By implementing this nurse-led model of care, the study successfully trained nurses in diagnosing, treating, and monitoring DM and HTN patients in rural Zimbabwe. The program registered over 3,000 patients, demonstrating the feasibility and effectiveness of this approach.

This recommendation can be developed into an innovation by adapting and implementing it in other low- and middle-income countries facing similar challenges of non-communicable diseases and limited access to maternal health. By integrating DM and HTN services into existing healthcare systems and providing training and support for healthcare providers, this model of care can help improve access to maternal health and reduce the burden of non-communicable diseases in resource-constrained settings.
AI Innovations Methodology
Based on the provided description, here are some potential recommendations for improving access to maternal health:

1. Implement a nurse-led model of care: Similar to the nurse-led model for managing diabetes mellitus and hypertension, a nurse-led model of care can be established specifically for maternal health. This would involve training and empowering nurses to provide comprehensive prenatal, delivery, and postnatal care to pregnant women.

2. Decentralize maternal health services: To improve access, maternal health services can be decentralized and made available in primary health care clinics and community health centers. This would bring care closer to where women live, reducing the need for long-distance travel.

3. Integrate maternal health with existing services: Maternal health services can be integrated with other existing health services, such as HIV clinics or chronic care clinics. This would allow for efficient use of resources and expertise, and ensure that pregnant women receive holistic care.

4. Simplify management guidelines: Developing simplified and context-adapted clinical protocols and guidelines for maternal health would make it easier for healthcare providers to deliver quality care. This would also help in standardizing care across different healthcare facilities.

5. Provide affordable medications and supplies: Ensuring that essential medications and supplies for maternal health are affordable and readily available would remove financial barriers and improve access to necessary interventions and treatments.

To simulate the impact of these recommendations on improving access to maternal health, a methodology could be developed as follows:

1. Define the indicators: Identify key indicators that measure access to maternal health, such as the number of prenatal visits, percentage of deliveries attended by skilled birth attendants, and maternal mortality rate.

2. Collect baseline data: Gather data on the current status of these indicators in the target population or region. This could involve reviewing existing data sources, conducting surveys, or analyzing health facility records.

3. Develop a simulation model: Create a simulation model that incorporates the potential recommendations and their expected impact on the identified indicators. This could be a mathematical model or a computer-based simulation.

4. Input data and parameters: Input the baseline data and parameters into the simulation model. This would include information on the population, healthcare facilities, healthcare providers, and resources available.

5. Run simulations: Run the simulation model multiple times, varying the parameters related to the recommendations. This would allow for testing different scenarios and understanding the potential impact of each recommendation on the indicators of access to maternal health.

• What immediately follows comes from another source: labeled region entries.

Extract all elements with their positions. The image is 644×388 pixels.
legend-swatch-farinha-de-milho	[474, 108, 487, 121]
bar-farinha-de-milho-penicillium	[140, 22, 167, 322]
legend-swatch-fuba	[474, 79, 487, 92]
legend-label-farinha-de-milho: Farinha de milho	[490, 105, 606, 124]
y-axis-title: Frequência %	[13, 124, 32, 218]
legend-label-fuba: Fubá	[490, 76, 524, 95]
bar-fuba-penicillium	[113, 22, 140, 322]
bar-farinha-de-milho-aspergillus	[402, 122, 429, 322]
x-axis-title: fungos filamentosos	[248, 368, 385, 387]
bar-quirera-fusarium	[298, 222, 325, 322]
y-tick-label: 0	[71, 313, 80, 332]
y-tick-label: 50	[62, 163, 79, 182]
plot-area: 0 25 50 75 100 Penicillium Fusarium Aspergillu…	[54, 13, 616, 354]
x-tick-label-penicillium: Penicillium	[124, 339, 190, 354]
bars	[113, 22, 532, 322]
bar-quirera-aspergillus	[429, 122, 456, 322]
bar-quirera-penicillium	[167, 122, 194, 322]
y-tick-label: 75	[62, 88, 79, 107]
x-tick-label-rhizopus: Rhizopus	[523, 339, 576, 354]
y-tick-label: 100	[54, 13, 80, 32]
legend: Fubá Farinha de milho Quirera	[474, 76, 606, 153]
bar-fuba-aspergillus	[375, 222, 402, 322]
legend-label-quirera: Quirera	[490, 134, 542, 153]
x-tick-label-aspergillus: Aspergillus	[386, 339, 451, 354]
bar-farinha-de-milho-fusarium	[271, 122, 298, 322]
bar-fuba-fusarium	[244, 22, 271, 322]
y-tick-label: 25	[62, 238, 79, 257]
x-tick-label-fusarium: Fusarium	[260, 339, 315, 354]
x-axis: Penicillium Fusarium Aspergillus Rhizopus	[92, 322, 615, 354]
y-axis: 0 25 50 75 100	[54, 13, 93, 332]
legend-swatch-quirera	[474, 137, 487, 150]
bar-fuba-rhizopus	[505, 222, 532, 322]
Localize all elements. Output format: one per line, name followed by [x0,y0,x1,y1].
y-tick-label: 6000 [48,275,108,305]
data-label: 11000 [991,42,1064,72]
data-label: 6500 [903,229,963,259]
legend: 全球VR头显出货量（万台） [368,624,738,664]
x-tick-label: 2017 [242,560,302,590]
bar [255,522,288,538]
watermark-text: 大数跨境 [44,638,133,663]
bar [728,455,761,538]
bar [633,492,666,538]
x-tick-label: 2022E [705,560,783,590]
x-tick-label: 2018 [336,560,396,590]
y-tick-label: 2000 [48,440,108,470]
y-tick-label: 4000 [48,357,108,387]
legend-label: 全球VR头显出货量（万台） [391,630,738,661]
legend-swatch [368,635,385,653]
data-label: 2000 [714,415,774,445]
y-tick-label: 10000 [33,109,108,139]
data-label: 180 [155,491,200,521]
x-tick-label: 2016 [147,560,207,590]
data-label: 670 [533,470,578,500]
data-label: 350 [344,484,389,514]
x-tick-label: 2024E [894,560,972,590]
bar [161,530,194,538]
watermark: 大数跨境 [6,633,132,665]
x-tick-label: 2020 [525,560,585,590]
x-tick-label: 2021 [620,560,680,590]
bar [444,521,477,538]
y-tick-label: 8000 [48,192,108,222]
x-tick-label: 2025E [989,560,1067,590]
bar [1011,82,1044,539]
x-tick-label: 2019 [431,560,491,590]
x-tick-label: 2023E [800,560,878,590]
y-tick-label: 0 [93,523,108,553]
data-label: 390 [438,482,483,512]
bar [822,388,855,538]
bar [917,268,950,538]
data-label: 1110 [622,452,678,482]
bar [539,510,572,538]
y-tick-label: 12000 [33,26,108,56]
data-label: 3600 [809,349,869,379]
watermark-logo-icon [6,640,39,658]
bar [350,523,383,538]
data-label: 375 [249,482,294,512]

6. Analyze results: Analyze the results of the simulations to determine the potential impact of the recommendations on improving access to maternal health. This could involve comparing the simulated outcomes with the baseline data and identifying any significant changes or improvements.

7. Validate the model: Validate the simulation model by comparing the simulated outcomes with real-world data, if available. This would help ensure the accuracy and reliability of the model’s predictions.

8. Refine and iterate: Based on the results and validation, refine the simulation model and repeat the simulations as needed. This iterative process would help in fine-tuning the recommendations and understanding their potential effectiveness in improving access to maternal health.